Naar inhoud springen

Parelmoer

Uit Wikipedia, de vrije encyclopedie
Het iriserende parelmoer van een Nautilusschelp

Parelmoer (ook paarlemoer gespeld) is een onderdeel van de schelp van de weekdieren. Het materiaal wordt in veel culturen verwerkt in gebruiksvoorwerpen of kunstobjecten.

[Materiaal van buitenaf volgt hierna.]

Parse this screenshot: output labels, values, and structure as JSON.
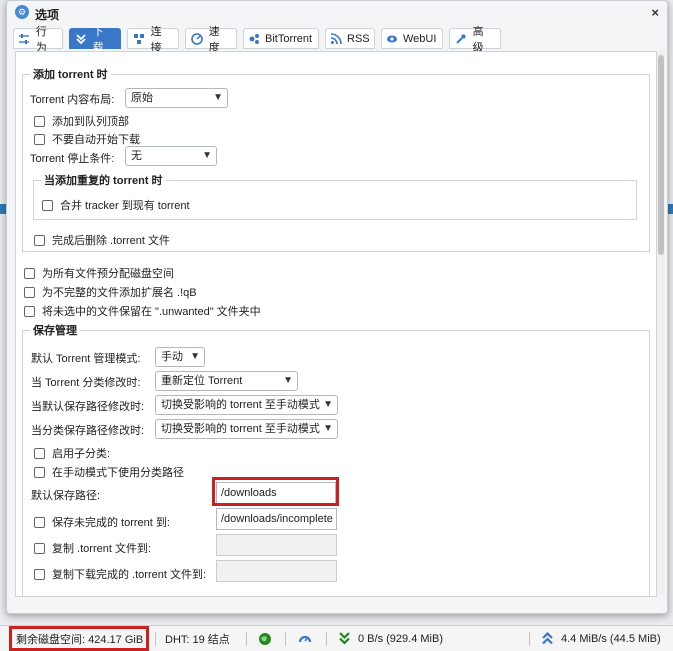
{
  "dialog": {
    "title": "选项",
    "close_label": "×"
  },
  "tabs": [
    {
      "label": "行为",
      "icon": "sliders-icon"
    },
    {
      "label": "下载",
      "icon": "download-icon",
      "active": true
    },
    {
      "label": "连接",
      "icon": "network-icon"
    },
    {
      "label": "速度",
      "icon": "speedometer-icon"
    },
    {
      "label": "BitTorrent",
      "icon": "bittorrent-icon"
    },
    {
      "label": "RSS",
      "icon": "rss-icon"
    },
    {
      "label": "WebUI",
      "icon": "webui-icon"
    },
    {
      "label": "高级",
      "icon": "wrench-icon"
    }
  ],
  "add_torrent": {
    "legend": "添加 torrent 时",
    "layout_label": "Torrent 内容布局:",
    "layout_value": "原始",
    "add_top_label": "添加到队列顶部",
    "no_autostart_label": "不要自动开始下载",
    "stop_condition_label": "Torrent 停止条件:",
    "stop_condition_value": "无",
    "duplicate": {
      "legend": "当添加重复的 torrent 时",
      "merge_trackers_label": "合并 tracker 到现有 torrent"
    },
    "delete_after_label": "完成后删除 .torrent 文件"
  },
  "general": {
    "prealloc_label": "为所有文件预分配磁盘空间",
    "append_ext_label": "为不完整的文件添加扩展名 .!qB",
    "unwanted_folder_label": "将未选中的文件保留在 \".unwanted\" 文件夹中"
  },
  "save_mgmt": {
    "legend": "保存管理",
    "default_mode_label": "默认 Torrent 管理模式:",
    "default_mode_value": "手动",
    "category_changed_label": "当 Torrent 分类修改时:",
    "category_changed_value": "重新定位 Torrent",
    "default_path_changed_label": "当默认保存路径修改时:",
    "default_path_changed_value": "切换受影响的 torrent 至手动模式",
    "category_path_changed_label": "当分类保存路径修改时:",
    "category_path_changed_value": "切换受影响的 torrent 至手动模式",
    "subcategories_label": "启用子分类:",
    "use_category_paths_label": "在手动模式下使用分类路径",
    "default_save_path_label": "默认保存路径:",
    "default_save_path_value": "/downloads",
    "incomplete_label": "保存未完成的 torrent 到:",
    "incomplete_value": "/downloads/incomplete",
    "copy_torrent_label": "复制 .torrent 文件到:",
    "copy_finished_label": "复制下载完成的 .torrent 文件到:"
  },
  "statusbar": {
    "free_space": "剩余磁盘空间: 424.17 GiB",
    "dht": "DHT: 19 结点",
    "download_speed": "0 B/s (929.4 MiB)",
    "upload_speed": "4.4 MiB/s (44.5 MiB)"
  },
  "colors": {
    "accent": "#3b77c9",
    "highlight": "#cc1f1f",
    "status_green": "#1e8a1e"
  }
}
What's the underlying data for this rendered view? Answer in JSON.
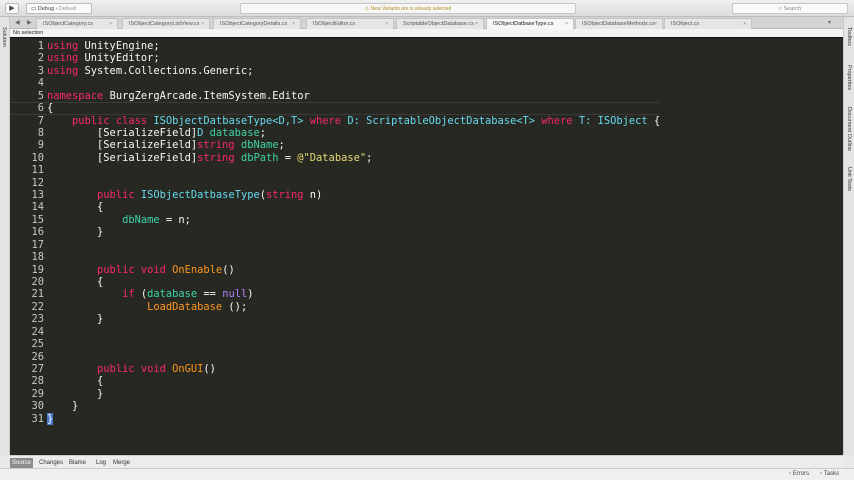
{
  "toolbar": {
    "run_icon": "play-icon",
    "config": "Debug",
    "target": "Default",
    "status_message": "New Variants are is already selected",
    "search_placeholder": "Search"
  },
  "left_pad": {
    "solution_label": "Solution"
  },
  "right_pad": {
    "items": [
      "Toolbox",
      "Properties",
      "Document Outline",
      "Unit Tests"
    ]
  },
  "tabs": [
    {
      "label": "ISObjectCategory.cs"
    },
    {
      "label": "ISObjectCategoryListView.cs"
    },
    {
      "label": "ISObjectCategoryDetails.cs"
    },
    {
      "label": "ISObjectEditor.cs"
    },
    {
      "label": "ScriptableObjectDatabase.cs"
    },
    {
      "label": "ISObjectDatbaseType.cs",
      "active": true
    },
    {
      "label": "ISObjectDatabaseMethods.cs"
    },
    {
      "label": "ISObject.cs"
    }
  ],
  "breadcrumb": "No selection",
  "code": [
    [
      [
        "using",
        "k"
      ],
      [
        " UnityEngine;",
        "p"
      ]
    ],
    [
      [
        "using",
        "k"
      ],
      [
        " UnityEditor;",
        "p"
      ]
    ],
    [
      [
        "using",
        "k"
      ],
      [
        " System.Collections.Generic;",
        "p"
      ]
    ],
    [],
    [
      [
        "namespace",
        "k"
      ],
      [
        " BurgZergArcade.ItemSystem.Editor",
        "p"
      ]
    ],
    [
      [
        "{",
        "p"
      ]
    ],
    [
      [
        "    ",
        "p"
      ],
      [
        "public class",
        "k"
      ],
      [
        " ",
        "p"
      ],
      [
        "ISObjectDatbaseType",
        "ty"
      ],
      [
        "<D,T>",
        "ty"
      ],
      [
        " ",
        "p"
      ],
      [
        "where",
        "k"
      ],
      [
        " D: ",
        "ty"
      ],
      [
        "ScriptableObjectDatabase",
        "ty"
      ],
      [
        "<T>",
        "ty"
      ],
      [
        " ",
        "p"
      ],
      [
        "where",
        "k"
      ],
      [
        " T: ",
        "ty"
      ],
      [
        "ISObject",
        "ty"
      ],
      [
        " {",
        "p"
      ]
    ],
    [
      [
        "        [SerializeField]",
        "p"
      ],
      [
        "D ",
        "ty"
      ],
      [
        "database",
        "id"
      ],
      [
        ";",
        "p"
      ]
    ],
    [
      [
        "        [SerializeField]",
        "p"
      ],
      [
        "string",
        "k"
      ],
      [
        " ",
        "p"
      ],
      [
        "dbName",
        "id"
      ],
      [
        ";",
        "p"
      ]
    ],
    [
      [
        "        [SerializeField]",
        "p"
      ],
      [
        "string",
        "k"
      ],
      [
        " ",
        "p"
      ],
      [
        "dbPath",
        "id"
      ],
      [
        " = ",
        "p"
      ],
      [
        "@\"Database\"",
        "s"
      ],
      [
        ";",
        "p"
      ]
    ],
    [],
    [],
    [
      [
        "        ",
        "p"
      ],
      [
        "public",
        "k"
      ],
      [
        " ",
        "p"
      ],
      [
        "ISObjectDatbaseType",
        "ty"
      ],
      [
        "(",
        "p"
      ],
      [
        "string",
        "k"
      ],
      [
        " n)",
        "p"
      ]
    ],
    [
      [
        "        {",
        "p"
      ]
    ],
    [
      [
        "            ",
        "p"
      ],
      [
        "dbName",
        "id"
      ],
      [
        " = n;",
        "p"
      ]
    ],
    [
      [
        "        }",
        "p"
      ]
    ],
    [],
    [],
    [
      [
        "        ",
        "p"
      ],
      [
        "public void",
        "k"
      ],
      [
        " ",
        "p"
      ],
      [
        "OnEnable",
        "m"
      ],
      [
        "()",
        "p"
      ]
    ],
    [
      [
        "        {",
        "p"
      ]
    ],
    [
      [
        "            ",
        "p"
      ],
      [
        "if",
        "k"
      ],
      [
        " (",
        "p"
      ],
      [
        "database",
        "id"
      ],
      [
        " == ",
        "p"
      ],
      [
        "null",
        "n"
      ],
      [
        ")",
        "p"
      ]
    ],
    [
      [
        "                ",
        "p"
      ],
      [
        "LoadDatabase",
        "m"
      ],
      [
        " ();",
        "p"
      ]
    ],
    [
      [
        "        }",
        "p"
      ]
    ],
    [],
    [],
    [],
    [
      [
        "        ",
        "p"
      ],
      [
        "public void",
        "k"
      ],
      [
        " ",
        "p"
      ],
      [
        "OnGUI",
        "m"
      ],
      [
        "()",
        "p"
      ]
    ],
    [
      [
        "        {",
        "p"
      ]
    ],
    [
      [
        "        }",
        "p"
      ]
    ],
    [
      [
        "    }",
        "p"
      ]
    ],
    [
      [
        "}",
        "cursor"
      ]
    ]
  ],
  "bottom_tabs": [
    "Source",
    "Changes",
    "Blame",
    "Log",
    "Merge"
  ],
  "status": {
    "errors": "Errors",
    "tasks": "Tasks"
  }
}
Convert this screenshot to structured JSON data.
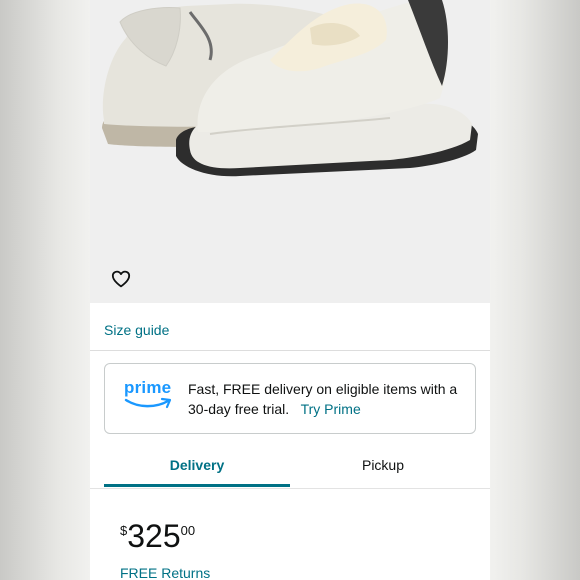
{
  "product": {
    "image_alt": "White leather sneaker with cream ribbon laces",
    "favorite_icon": "heart-outline-icon"
  },
  "size_guide": {
    "label": "Size guide"
  },
  "prime_banner": {
    "logo_text": "prime",
    "message": "Fast, FREE delivery on eligible items with a 30-day free trial.",
    "link_label": "Try Prime"
  },
  "tabs": [
    {
      "label": "Delivery",
      "selected": true
    },
    {
      "label": "Pickup",
      "selected": false
    }
  ],
  "price": {
    "symbol": "$",
    "whole": "325",
    "fraction": "00"
  },
  "returns": {
    "label": "FREE Returns"
  },
  "colors": {
    "link": "#007185",
    "prime_blue": "#1a98ff",
    "text": "#0f1111"
  }
}
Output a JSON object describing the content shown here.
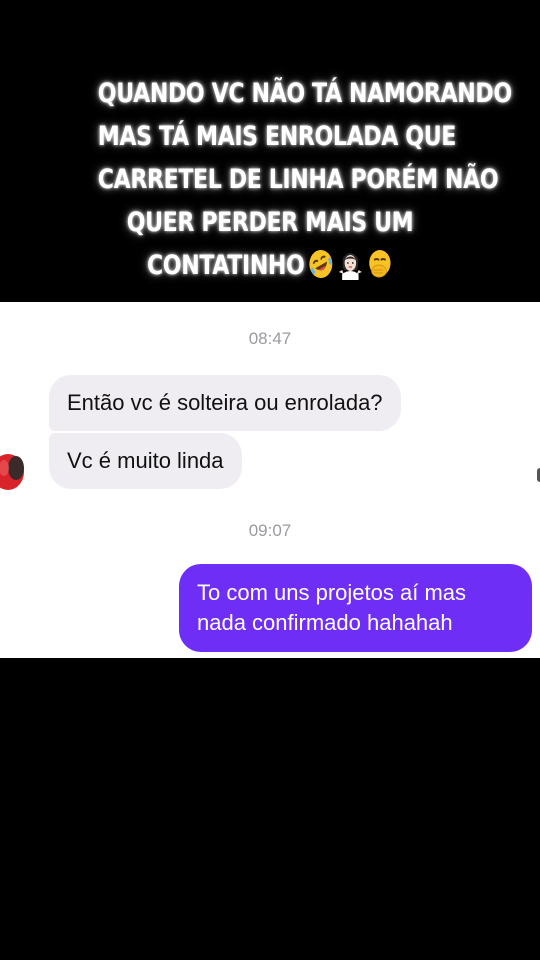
{
  "caption": {
    "lines": [
      "QUANDO VC NÃO TÁ NAMORANDO",
      "MAS TÁ MAIS ENROLADA QUE",
      "CARRETEL DE LINHA PORÉM NÃO",
      "QUER PERDER MAIS UM",
      "CONTATINHO"
    ],
    "emojis": [
      "rolling-on-floor-laughing-emoji",
      "person-shrugging-emoji",
      "face-with-hand-over-mouth-emoji"
    ]
  },
  "chat": {
    "timestamps": [
      "08:47",
      "09:07"
    ],
    "messages": [
      {
        "direction": "incoming",
        "text": "Então vc é solteira ou enrolada?"
      },
      {
        "direction": "incoming",
        "text": "Vc é muito linda"
      },
      {
        "direction": "outgoing",
        "text": "To com uns projetos aí mas nada confirmado hahahah"
      }
    ]
  },
  "colors": {
    "background": "#000000",
    "chat_background": "#ffffff",
    "incoming_bubble": "#efedf1",
    "outgoing_bubble": "#6f2ef5",
    "timestamp": "#9a9aa2"
  }
}
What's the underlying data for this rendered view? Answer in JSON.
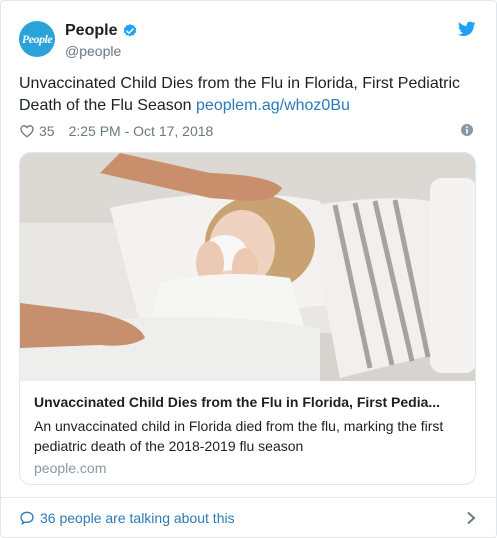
{
  "author": {
    "avatar_text": "People",
    "display_name": "People",
    "handle": "@people"
  },
  "tweet": {
    "text": "Unvaccinated Child Dies from the Flu in Florida, First Pediatric Death of the Flu Season",
    "link": "peoplem.ag/whoz0Bu",
    "likes": "35",
    "timestamp": "2:25 PM - Oct 17, 2018"
  },
  "card": {
    "title": "Unvaccinated Child Dies from the Flu in Florida, First Pedia...",
    "description": "An unvaccinated child in Florida died from the flu, marking the first pediatric death of the 2018-2019 flu season",
    "domain": "people.com"
  },
  "footer": {
    "talking": "36 people are talking about this"
  },
  "colors": {
    "link": "#2b7bb9",
    "verified": "#1da1f2",
    "avatar_bg": "#2aa3d9",
    "muted": "#697882"
  },
  "icons": [
    "verified-badge-icon",
    "twitter-bird-icon",
    "heart-icon",
    "info-icon",
    "speech-bubble-icon",
    "chevron-right-icon"
  ]
}
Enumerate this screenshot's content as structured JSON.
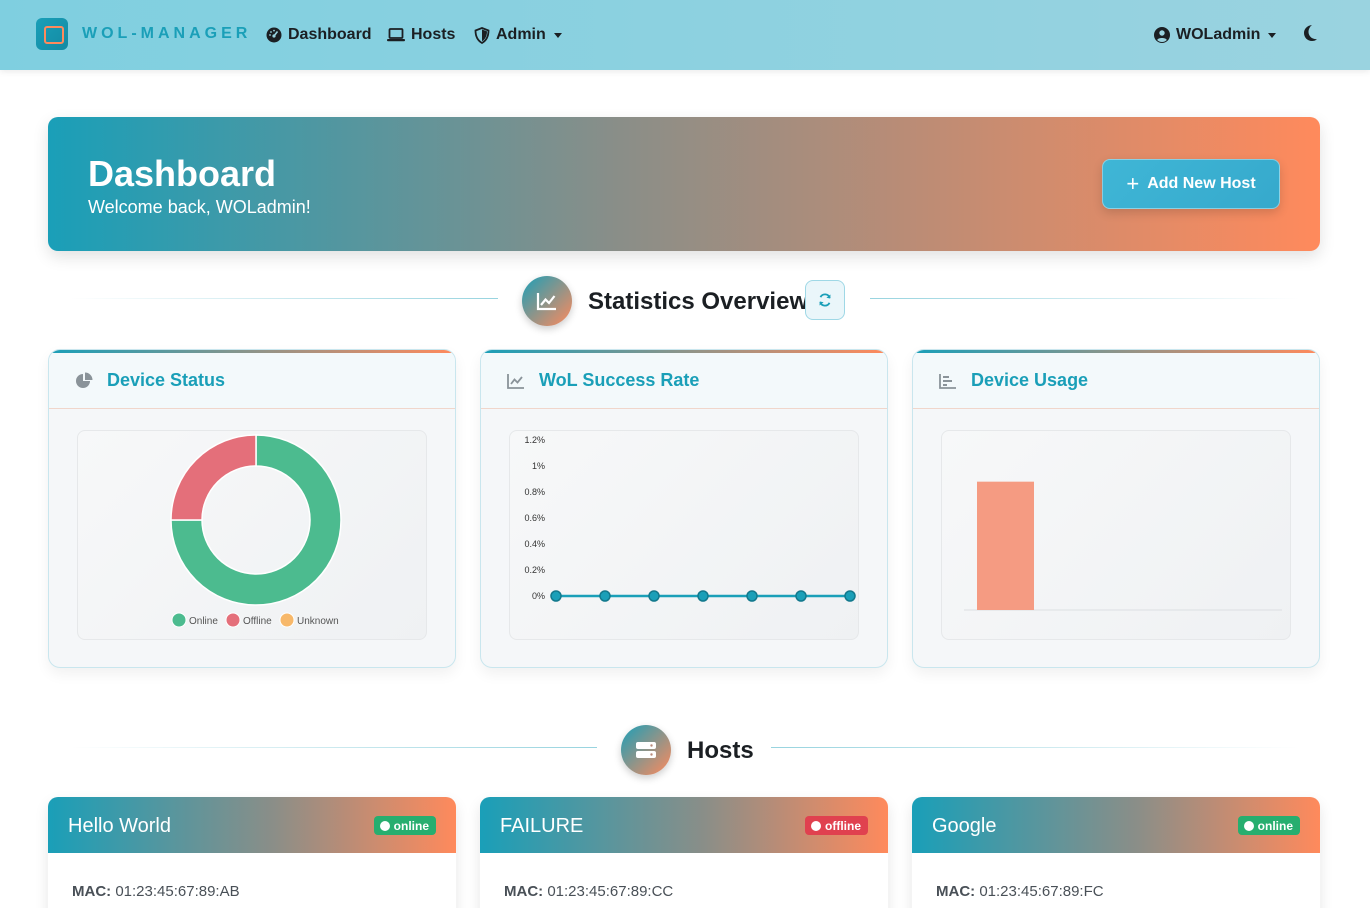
{
  "nav": {
    "brand": "WOL-MANAGER",
    "items": [
      {
        "label": "Dashboard",
        "icon": "gauge-icon"
      },
      {
        "label": "Hosts",
        "icon": "laptop-icon"
      },
      {
        "label": "Admin",
        "icon": "shield-icon"
      }
    ],
    "user": "WOLadmin"
  },
  "banner": {
    "title": "Dashboard",
    "subtitle": "Welcome back, WOLadmin!",
    "add_label": "Add New Host"
  },
  "stats": {
    "title": "Statistics Overview",
    "cards": [
      {
        "title": "Device Status"
      },
      {
        "title": "WoL Success Rate"
      },
      {
        "title": "Device Usage"
      }
    ]
  },
  "hosts_section": {
    "title": "Hosts",
    "mac_label": "MAC:",
    "items": [
      {
        "name": "Hello World",
        "status": "online",
        "mac": "01:23:45:67:89:AB"
      },
      {
        "name": "FAILURE",
        "status": "offline",
        "mac": "01:23:45:67:89:CC"
      },
      {
        "name": "Google",
        "status": "online",
        "mac": "01:23:45:67:89:FC"
      }
    ]
  },
  "colors": {
    "primary": "#1a9fb8",
    "accent": "#ff8a5c",
    "online": "#4cbb8f",
    "offline": "#e46f7a",
    "unknown": "#f7b86a"
  },
  "chart_data": [
    {
      "type": "pie",
      "categories": [
        "Online",
        "Offline",
        "Unknown"
      ],
      "values": [
        3,
        1,
        0
      ],
      "legend": "bottom"
    },
    {
      "type": "line",
      "values": [
        0,
        0,
        0,
        0,
        0,
        0,
        0
      ],
      "y_ticks": [
        "0%",
        "0.2%",
        "0.4%",
        "0.6%",
        "0.8%",
        "1%",
        "1.2%"
      ],
      "ylim": [
        0,
        1.2
      ]
    },
    {
      "type": "bar",
      "values": [
        1,
        0,
        0,
        0
      ],
      "ylim": [
        0,
        1.2
      ]
    }
  ]
}
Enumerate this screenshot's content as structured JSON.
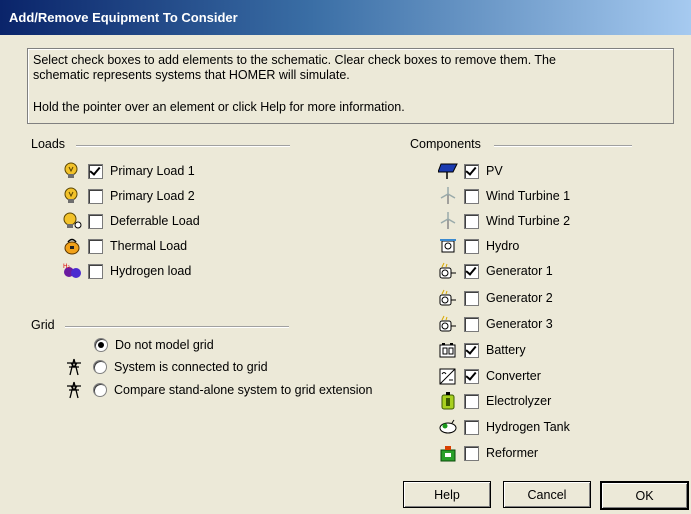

Bijna alle schelpen bestaan uit een aantal op elkaar liggende lagen die elk een eigen functie hebben. De parelmoerlaag is er een van. De dikte van de verschillende lagen varieert per weekdiergroep. Bij de meeste groepen is de parelmoerlaag een van de dunnere lagen waaruit de schelp bestaat, bij sommige is de laag (bijna) afwezig, er zijn ook groepen waar de schelp voornamelijk uit de parelmoerlaag bestaat. De parelmoerlaag bevindt zich altijd aan de binnenzijde van de schelp en wordt daar (evenals de rest van de schelp) afgescheiden door epitheelcellen van het mantelweefsel van het dier. Afgezien van het verlenen van sterkte is de voornaamste functie het glad maken van de binnenzijde van de schelp. Een tweede functie is het verdedigen van het dier tegen parasieten en schadelijk afval.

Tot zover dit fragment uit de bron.